To enable the Store temp data option:

  1. Double-click the tMap component in your Job to launch the Map Editor.

  2. In input area, click the Lookup table describing the temporary data you want to be loaded onto the disk rather than in the memory.

  3. Click the tMap settings button to display the table properties.

  4. Click in the Value field corresponding to Store temp data, and then click the [...] button to display the [Options] dialog box.

  5. In the [Options] dialog box, double-click true, or select it and click OK, to enable the option and close the dialog box.

For this option to be fully activated, you also need to specify the directory on the disk, where the data will be stored, and the buffer size, namely the number of rows of data each temporary file will contain. You can set the temporary storage directory and the buffer size either in the Map Editor or in the tMap component property settings.

To set the temporary storage directory and the buffer size in the Map Editor:

  1. Click the Property Settings button at the top of the input area to display the [Property Settings] dialog box.

  2. In [Property Settings] dialog box, fill the Temp data directory path field with the full path to the directory where the temporary data should be stored.

  3. In the Max buffer size (nr of rows) field, specify the maximum number of rows each temporary file can contain. The default value is 2,000,000.

  4. Click OK to validate the settings and close the [Property Settings] dialog box.

To set the temporary storage directory in the tMap component property settings without opening the Map Editor:

  1. Click the tMap component to select it on the design workspace, and then select the Component tab to show the Basic settings view.

  2. In the Store on disk area, fill the Temp data directory path field with the full path to the directory where the temporary data should be stored.
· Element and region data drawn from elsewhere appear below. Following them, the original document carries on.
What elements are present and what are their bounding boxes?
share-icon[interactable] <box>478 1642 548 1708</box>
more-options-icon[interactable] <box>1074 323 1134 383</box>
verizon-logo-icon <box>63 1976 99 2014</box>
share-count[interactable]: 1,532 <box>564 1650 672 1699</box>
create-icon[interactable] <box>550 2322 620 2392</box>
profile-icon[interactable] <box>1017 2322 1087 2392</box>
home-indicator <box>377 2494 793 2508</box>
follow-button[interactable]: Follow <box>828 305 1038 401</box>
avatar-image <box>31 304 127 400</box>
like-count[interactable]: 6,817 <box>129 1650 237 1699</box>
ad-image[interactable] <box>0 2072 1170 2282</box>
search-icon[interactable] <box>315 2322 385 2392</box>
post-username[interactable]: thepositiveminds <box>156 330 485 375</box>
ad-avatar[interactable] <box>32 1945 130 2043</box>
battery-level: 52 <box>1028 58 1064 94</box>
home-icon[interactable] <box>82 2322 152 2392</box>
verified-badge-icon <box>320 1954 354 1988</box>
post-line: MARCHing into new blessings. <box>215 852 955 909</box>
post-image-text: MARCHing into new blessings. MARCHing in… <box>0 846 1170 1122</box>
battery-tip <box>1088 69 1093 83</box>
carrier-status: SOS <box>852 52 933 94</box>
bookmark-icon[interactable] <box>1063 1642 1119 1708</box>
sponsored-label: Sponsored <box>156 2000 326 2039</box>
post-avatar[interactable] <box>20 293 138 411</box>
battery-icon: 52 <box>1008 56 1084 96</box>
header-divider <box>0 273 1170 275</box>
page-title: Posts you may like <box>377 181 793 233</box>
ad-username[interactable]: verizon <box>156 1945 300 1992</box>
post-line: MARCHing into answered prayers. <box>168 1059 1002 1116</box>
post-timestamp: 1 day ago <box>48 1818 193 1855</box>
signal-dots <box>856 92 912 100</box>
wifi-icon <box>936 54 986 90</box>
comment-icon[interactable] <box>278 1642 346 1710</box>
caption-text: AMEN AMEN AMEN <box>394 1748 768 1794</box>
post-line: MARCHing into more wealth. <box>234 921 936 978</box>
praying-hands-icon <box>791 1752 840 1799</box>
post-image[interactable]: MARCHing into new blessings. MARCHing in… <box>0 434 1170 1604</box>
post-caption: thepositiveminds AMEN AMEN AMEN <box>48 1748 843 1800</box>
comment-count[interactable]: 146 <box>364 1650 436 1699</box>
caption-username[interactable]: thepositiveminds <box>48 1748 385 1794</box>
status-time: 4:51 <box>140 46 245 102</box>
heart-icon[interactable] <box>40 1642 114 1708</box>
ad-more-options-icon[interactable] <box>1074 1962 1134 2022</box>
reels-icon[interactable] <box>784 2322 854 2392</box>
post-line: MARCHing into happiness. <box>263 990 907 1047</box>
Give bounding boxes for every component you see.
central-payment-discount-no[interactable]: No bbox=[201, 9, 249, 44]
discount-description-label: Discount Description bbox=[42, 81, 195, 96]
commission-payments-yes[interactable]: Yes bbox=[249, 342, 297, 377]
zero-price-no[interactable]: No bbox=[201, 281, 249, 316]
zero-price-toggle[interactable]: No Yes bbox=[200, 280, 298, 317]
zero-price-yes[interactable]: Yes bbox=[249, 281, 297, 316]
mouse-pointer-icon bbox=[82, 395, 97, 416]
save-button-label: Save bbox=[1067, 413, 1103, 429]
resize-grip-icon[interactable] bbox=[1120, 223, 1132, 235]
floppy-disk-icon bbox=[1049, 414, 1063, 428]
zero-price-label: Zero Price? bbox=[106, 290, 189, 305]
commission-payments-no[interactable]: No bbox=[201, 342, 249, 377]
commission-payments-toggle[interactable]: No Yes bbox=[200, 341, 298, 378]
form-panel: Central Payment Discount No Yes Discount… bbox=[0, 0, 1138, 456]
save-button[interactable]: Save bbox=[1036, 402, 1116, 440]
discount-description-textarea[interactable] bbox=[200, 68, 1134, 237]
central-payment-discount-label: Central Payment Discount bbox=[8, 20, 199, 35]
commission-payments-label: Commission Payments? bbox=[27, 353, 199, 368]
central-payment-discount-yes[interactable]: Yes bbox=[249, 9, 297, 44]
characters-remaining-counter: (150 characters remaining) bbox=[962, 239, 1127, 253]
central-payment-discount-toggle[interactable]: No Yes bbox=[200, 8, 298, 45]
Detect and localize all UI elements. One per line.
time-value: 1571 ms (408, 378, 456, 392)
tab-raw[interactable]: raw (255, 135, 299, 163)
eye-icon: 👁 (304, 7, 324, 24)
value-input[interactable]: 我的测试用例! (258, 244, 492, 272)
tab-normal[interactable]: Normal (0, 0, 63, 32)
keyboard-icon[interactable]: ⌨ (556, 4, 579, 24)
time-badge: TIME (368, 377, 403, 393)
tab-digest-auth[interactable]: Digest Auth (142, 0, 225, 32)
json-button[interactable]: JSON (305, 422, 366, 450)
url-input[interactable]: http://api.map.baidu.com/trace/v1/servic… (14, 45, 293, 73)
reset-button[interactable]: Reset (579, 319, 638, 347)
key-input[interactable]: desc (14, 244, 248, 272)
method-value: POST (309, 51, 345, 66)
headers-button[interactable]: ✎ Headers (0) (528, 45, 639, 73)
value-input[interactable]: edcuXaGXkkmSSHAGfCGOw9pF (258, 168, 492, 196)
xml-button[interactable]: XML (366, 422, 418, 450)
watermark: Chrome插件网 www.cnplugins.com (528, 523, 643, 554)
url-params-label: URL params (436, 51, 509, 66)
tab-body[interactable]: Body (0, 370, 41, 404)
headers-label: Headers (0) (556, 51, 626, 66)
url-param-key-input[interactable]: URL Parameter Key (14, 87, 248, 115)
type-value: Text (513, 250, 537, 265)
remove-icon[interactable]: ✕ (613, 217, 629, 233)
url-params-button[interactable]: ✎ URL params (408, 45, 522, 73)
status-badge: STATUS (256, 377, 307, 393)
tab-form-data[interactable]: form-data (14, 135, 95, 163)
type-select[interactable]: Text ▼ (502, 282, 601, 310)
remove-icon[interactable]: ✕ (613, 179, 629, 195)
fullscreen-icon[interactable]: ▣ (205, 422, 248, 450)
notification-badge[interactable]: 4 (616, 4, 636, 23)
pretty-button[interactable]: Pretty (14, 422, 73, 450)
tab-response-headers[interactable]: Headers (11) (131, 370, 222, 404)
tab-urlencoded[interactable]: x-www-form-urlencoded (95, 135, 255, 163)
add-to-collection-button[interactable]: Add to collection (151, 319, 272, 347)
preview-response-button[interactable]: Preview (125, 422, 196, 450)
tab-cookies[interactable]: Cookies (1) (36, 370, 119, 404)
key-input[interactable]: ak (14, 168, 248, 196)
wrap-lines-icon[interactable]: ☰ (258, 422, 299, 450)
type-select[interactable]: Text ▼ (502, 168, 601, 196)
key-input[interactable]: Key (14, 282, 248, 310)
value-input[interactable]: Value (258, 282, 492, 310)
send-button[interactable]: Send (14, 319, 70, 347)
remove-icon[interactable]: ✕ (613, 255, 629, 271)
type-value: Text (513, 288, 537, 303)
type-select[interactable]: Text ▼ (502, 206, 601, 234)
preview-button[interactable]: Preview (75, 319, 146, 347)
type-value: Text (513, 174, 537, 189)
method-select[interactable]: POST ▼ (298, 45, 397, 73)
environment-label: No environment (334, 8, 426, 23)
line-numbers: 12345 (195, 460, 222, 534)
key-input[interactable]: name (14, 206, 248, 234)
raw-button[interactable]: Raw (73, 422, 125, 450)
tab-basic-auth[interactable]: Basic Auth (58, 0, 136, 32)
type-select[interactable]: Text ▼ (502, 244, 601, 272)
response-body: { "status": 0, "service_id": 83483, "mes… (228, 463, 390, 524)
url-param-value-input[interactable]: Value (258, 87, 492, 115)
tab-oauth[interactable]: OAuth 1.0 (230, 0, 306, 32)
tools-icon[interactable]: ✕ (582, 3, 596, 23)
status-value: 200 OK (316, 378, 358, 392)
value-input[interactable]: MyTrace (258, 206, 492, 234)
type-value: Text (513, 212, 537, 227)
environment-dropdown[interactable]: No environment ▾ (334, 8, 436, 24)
    Alternatively, you can use a context variable through the Ctrl+Space bar if you have set the variable in a Context group in the repository. For more information about contexts, see Using contexts and variables.

At the end of the subJob, the temporary files are cleared.

This way, you will limit the use of allocated memory per reference data to be written onto temporary files stored on the disk.

Note

As writing the main flow onto the disk requires the data to be sorted, note that the order of the output rows cannot be guaranteed.

On the Advanced settings view, you can also set a buffer size if needed. Simply fill out the field Max buffer size (nb of rows) in order for the data stored on the disk to be split into as many files as needed.